1. Why TCP Has Skicky Packets and How to Resolve¶
When we search online for socket programming, examples usually tell you how to initialize sockets and configure them. In real application developmenet, setting up socket objects/instances may not be enough. Some of you may have found that when using TCP to setup a socket connection between two hosts, say host A and B, sometimes A sends two packets each of size 20 bytes but B receives one big packets of size 40 bytes. This phenomenon is given a nickname called sticky packets. Moreover, UDP protocol doesn’t have Sticky packets. What’s the reason? How to resolve that?
1.1. Reasoning¶
The reason for sticky packets is that TCP is a streaming protocol while UDP is a datagram protocol. Fine, what’s next?
Let’s analogize TCP to a water pipe. There is a pipe connecting A and B. Once A pours some water into the pipe, B’ll receve the water after a while. The pipe has the following features:
The water molecules follow the same order as they were poured into the pipe.
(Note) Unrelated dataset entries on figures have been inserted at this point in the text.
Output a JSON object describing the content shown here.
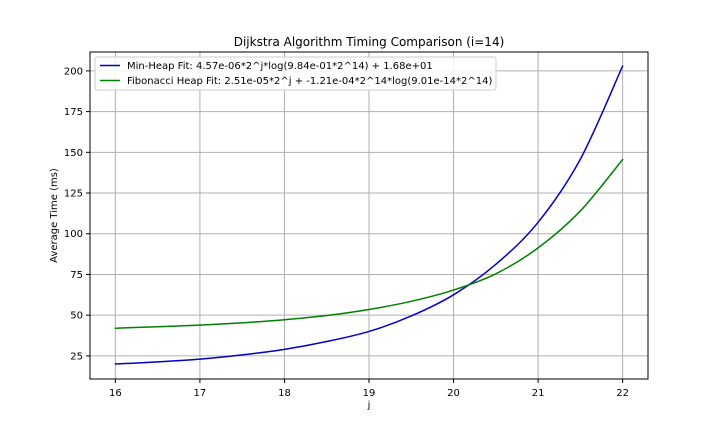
{
  "chart_data": {
    "type": "line",
    "title": "Dijkstra Algorithm Timing Comparison (i=14)",
    "xlabel": "j",
    "ylabel": "Average Time (ms)",
    "xlim": [
      15.7,
      22.3
    ],
    "ylim": [
      10.8,
      211.6
    ],
    "x_ticks": [
      16,
      17,
      18,
      19,
      20,
      21,
      22
    ],
    "y_ticks": [
      25,
      50,
      75,
      100,
      125,
      150,
      175,
      200
    ],
    "grid": true,
    "legend_position": "top-left",
    "series": [
      {
        "name": "Min-Heap Fit: 4.57e-06*2^j*log(9.84e-01*2^14) + 1.68e+01",
        "color": "#0000cc",
        "x": [
          16,
          16.5,
          17,
          17.5,
          18,
          18.5,
          19,
          19.5,
          20,
          20.5,
          21,
          21.5,
          22
        ],
        "y": [
          20.0,
          21.3,
          23.0,
          25.6,
          29.0,
          33.8,
          40.0,
          49.5,
          62.5,
          81.2,
          107.0,
          145.8,
          203.0
        ]
      },
      {
        "name": "Fibonacci Heap Fit: 2.51e-05*2^j + -1.21e-04*2^14*log(9.01e-14*2^14)",
        "color": "#008000",
        "x": [
          16,
          16.5,
          17,
          17.5,
          18,
          18.5,
          19,
          19.5,
          20,
          20.5,
          21,
          21.5,
          22
        ],
        "y": [
          42.0,
          42.9,
          43.9,
          45.3,
          47.2,
          49.8,
          53.5,
          58.5,
          65.4,
          75.4,
          91.3,
          114.0,
          145.6
        ]
      }
    ]
  }
}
The output volumn equals the input volumn.
The pipe may merge multiple segments of water streams because of the nature of water pipe.
Delay can be long.
The first two features free A and B from worrying the disordering and the loss of water. They are good news. But the third feature is the culprit for sticky packets.
What about UDP? UDP is a datagram protocol, so we can analogize it to a baggage carousel connecting A and B. A repeatively puts luggages onto the carousel, and B gets the luggages as soon as they arrived. The carousel has the following features:
Since each luggage tries its best to reach the destination, depending on the carousel, the order of receiving luggages may be different from the order of sending.
Some luggages may somehow get lost.
Luggages will never be merged.
Delay depends on the carousel speed, but is shorter than water pipe model.
1.2. Solution¶
Sticky Packets is a behavior (should not be treated as a problem because it’s the feature of TCP) developers need to look at. A simple solution is to add a header to each TCP packet at the sender, and the receiver splits received packets based on the header information. There are generally two methods. Pick one that suits your application.
1.2.1. Add a deliminator¶
Add a deliminator at the end of the packet. The receiver searchs for deliminators to split a packet.
1.2.2. Add a packet length¶
Add a packet length at the beginning of the packet. The receiver reads the packet length and then splits the packet based on the length.